BORIS Johnson’s most senior adviser Dominic Cummings is reportedly set to leave his Downing Street position by the end of the year.

Mr Cummings told the BBC that “rumours of me threatening to resign are invented” after speculation that he would follow communications director Lee Cain in leaving Number 10.

Transport Secretary Grant Shapps has said that Dominic Cummings “will be missed” when he leaves No 10 but “advisers do come and go”.

Asked why Boris Johnson’s chief adviser will be departing, Mr Shapps told Sky News: “As he wrote right at the beginning of the year in his own words, he planned to make himself largely redundant this year with the big thing that he worked on, of course, which was Brexit, coming to an end at the end of the transition period, which is December 31.

“Of course, the other big thing is helping to ensure we have the roll-out mass testing to defeat this virus.
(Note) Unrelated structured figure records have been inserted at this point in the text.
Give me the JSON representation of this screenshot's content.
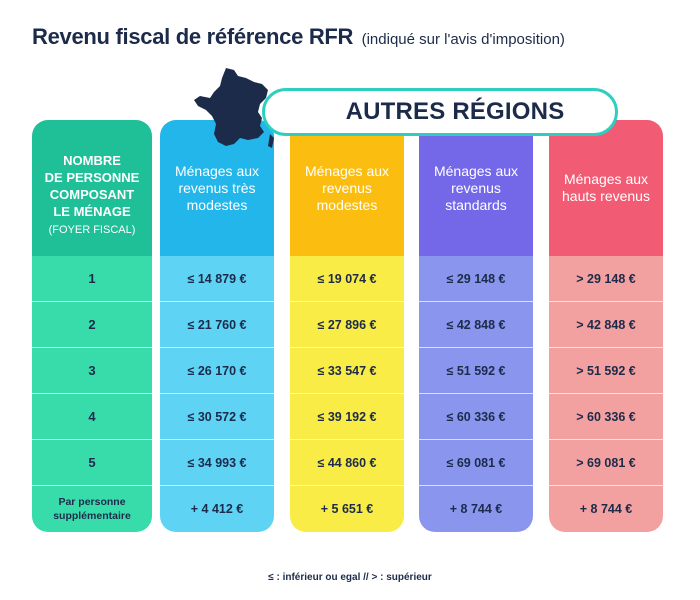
{
  "title": {
    "main": "Revenu fiscal de référence RFR",
    "sub": "(indiqué sur l'avis d'imposition)"
  },
  "banner": "AUTRES RÉGIONS",
  "map_icon": "france-map-icon",
  "columns": {
    "household": {
      "header_lines": [
        "NOMBRE",
        "DE PERSONNE",
        "COMPOSANT",
        "LE MÉNAGE"
      ],
      "header_small": "(FOYER FISCAL)",
      "rows": [
        "1",
        "2",
        "3",
        "4",
        "5",
        "Par personne supplémentaire"
      ],
      "color": "#1fbf98"
    },
    "tres_modestes": {
      "header": "Ménages aux revenus très modestes",
      "rows": [
        "≤ 14 879 €",
        "≤ 21 760 €",
        "≤ 26 170 €",
        "≤ 30 572 €",
        "≤ 34 993 €",
        "+ 4 412 €"
      ],
      "color": "#22b6ea"
    },
    "modestes": {
      "header": "Ménages aux revenus modestes",
      "rows": [
        "≤ 19 074 €",
        "≤ 27 896 €",
        "≤ 33 547 €",
        "≤ 39 192 €",
        "≤ 44 860 €",
        "+ 5 651 €"
      ],
      "color": "#fbbd0f"
    },
    "standards": {
      "header": "Ménages aux revenus standards",
      "rows": [
        "≤ 29 148 €",
        "≤ 42 848 €",
        "≤ 51 592 €",
        "≤ 60 336 €",
        "≤ 69 081 €",
        "+ 8 744 €"
      ],
      "color": "#7468e9"
    },
    "hauts": {
      "header": "Ménages aux hauts revenus",
      "rows": [
        "> 29 148 €",
        "> 42 848 €",
        "> 51 592 €",
        "> 60 336 €",
        "> 69 081 €",
        "+ 8 744 €"
      ],
      "color": "#f15b73"
    }
  },
  "legend": "≤ : inférieur ou egal // > : supérieur"
}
Both these things are on the near-term horizon now.

“He will be missed but then again we’re moving into a different phase and Brexit will be, we’ve already left Europe, but the transition period will be over and things move on and advisers do come and go.”

Boris Johnson’s key adviser Dominic Cummings opened 2020 by suggesting he wanted to be “largely redundant” by the end of it.
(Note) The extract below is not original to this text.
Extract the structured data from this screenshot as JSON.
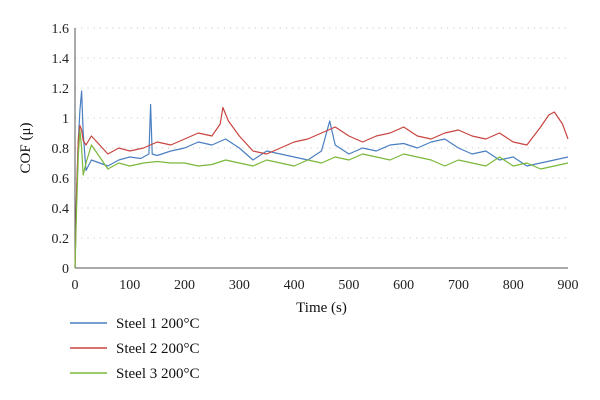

He made the point in a blog post in which he called for “weirdos” to apply for jobs in Downing Street and warned of “profound problems” in Government decision-making.
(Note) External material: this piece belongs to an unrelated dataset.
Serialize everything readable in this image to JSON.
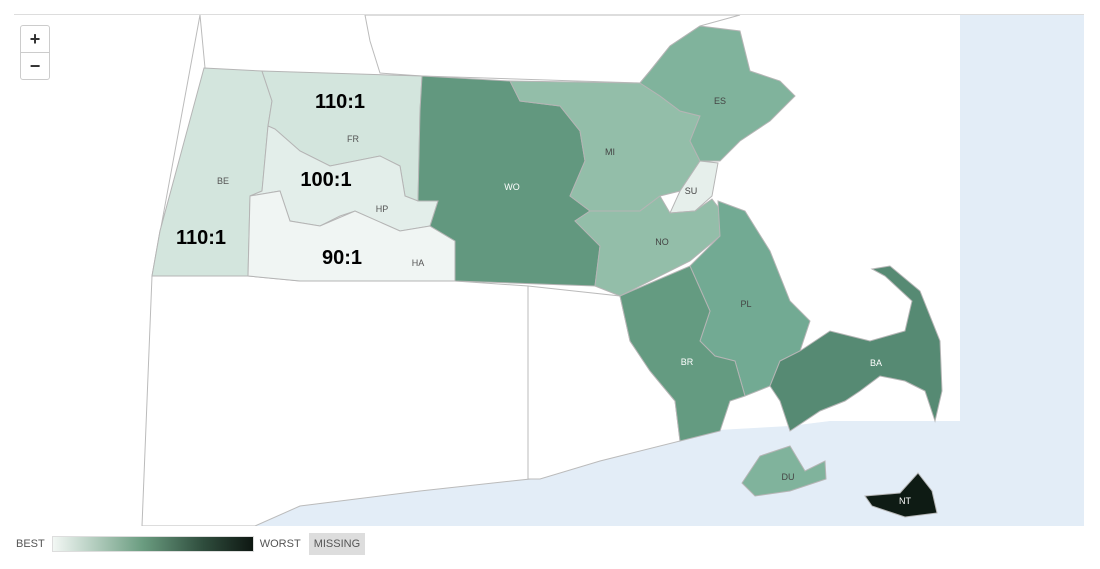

The post, running to nearly 3,000 words, had all the appearance of a job advert as the former Vote Leave director said “we’re hiring data scientists, project managers, policy experts, assorted weirdos” and encouraged them to send a CV to a Gmail address.

Mr Cummings warned there was “some profound problems at the core of how the British state makes decisions” and that he currently makes decisions “well outside” his “circle of competence”.

And he said the need for change came with Brexit requiring large policy and decision-making structure changes and a Government with an 80-strong majority having “little need to worry about short-term unpopularity”.

Mr Cummings wrote: “We want to improve performance and make me much less important – and within a year largely redundant.

“At the moment I have to make decisions well outside what Charlie Munger calls my ‘circle of competence’ and we do not have the sort of expertise supporting the PM and ministers that is needed.

“This must change fast so we can properly serve the public.”